Ignacia deserved a chance,” I say. “Why?

He doesn’t say a word. There is a tender, faraway look in his eyes, and deep down I know even if he offered me a thousand answers, none would be satisfactory. Not in this lifetime anyway.

The moment my foot makes its first contact with the grassy earth outside the door feels almost surreal. If this is what hope looks like if it were a physical place, this is it, and it is breathtaking.

All around me are Douglas-fir—they look just like giant, unadorned Christmas trees, with their short, flat needles poking out from thousands of twigs, and trunks that are rough and deeply grooved. Birds are pecking away at several fir cones that have fallen to the ground, and overhead, the sky is a cloudless, magnificent blue.  After having stewed for so long in the silence of my gloom—accompanied only by the sounds of my breathing and the cacophony of my thoughts—I now feel startlingly outside of myself amid the bristle and rustle of nature.

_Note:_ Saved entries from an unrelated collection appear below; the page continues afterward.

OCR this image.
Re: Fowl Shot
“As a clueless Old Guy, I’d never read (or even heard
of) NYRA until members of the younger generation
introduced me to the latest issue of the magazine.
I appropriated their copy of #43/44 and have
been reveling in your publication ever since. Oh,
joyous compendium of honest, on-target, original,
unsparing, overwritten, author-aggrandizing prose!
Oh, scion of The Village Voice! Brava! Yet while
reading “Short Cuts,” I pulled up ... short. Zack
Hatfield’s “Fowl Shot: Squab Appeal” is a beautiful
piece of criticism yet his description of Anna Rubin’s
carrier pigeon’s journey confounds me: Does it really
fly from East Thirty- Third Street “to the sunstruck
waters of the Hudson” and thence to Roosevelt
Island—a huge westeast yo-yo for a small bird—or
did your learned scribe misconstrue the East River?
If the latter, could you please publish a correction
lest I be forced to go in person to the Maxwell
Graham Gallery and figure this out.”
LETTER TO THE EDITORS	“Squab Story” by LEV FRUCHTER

A strong momentum is edging me forward, but I resist the urge to run into the outstretched arms of this forest sanctuary. There is one thing left to do, and that is to say goodbye. Just one parting glance is all I need for closure.

What would the dark room look like, now exposed to the light? All this time I was in there, it was pitch black, and I never got to see what lurked within its walls.

As I turn to face the big reveal, I mentally brace myself for a horror-movie-worthy sight of creepy cobwebs and malevolent shadows. But reality is nothing of the sort.

It’s just a room. Sparse, hollow, nondescript. Plain and altogether unremarkable.

And in the middle of it sits a familiar pile of bricks.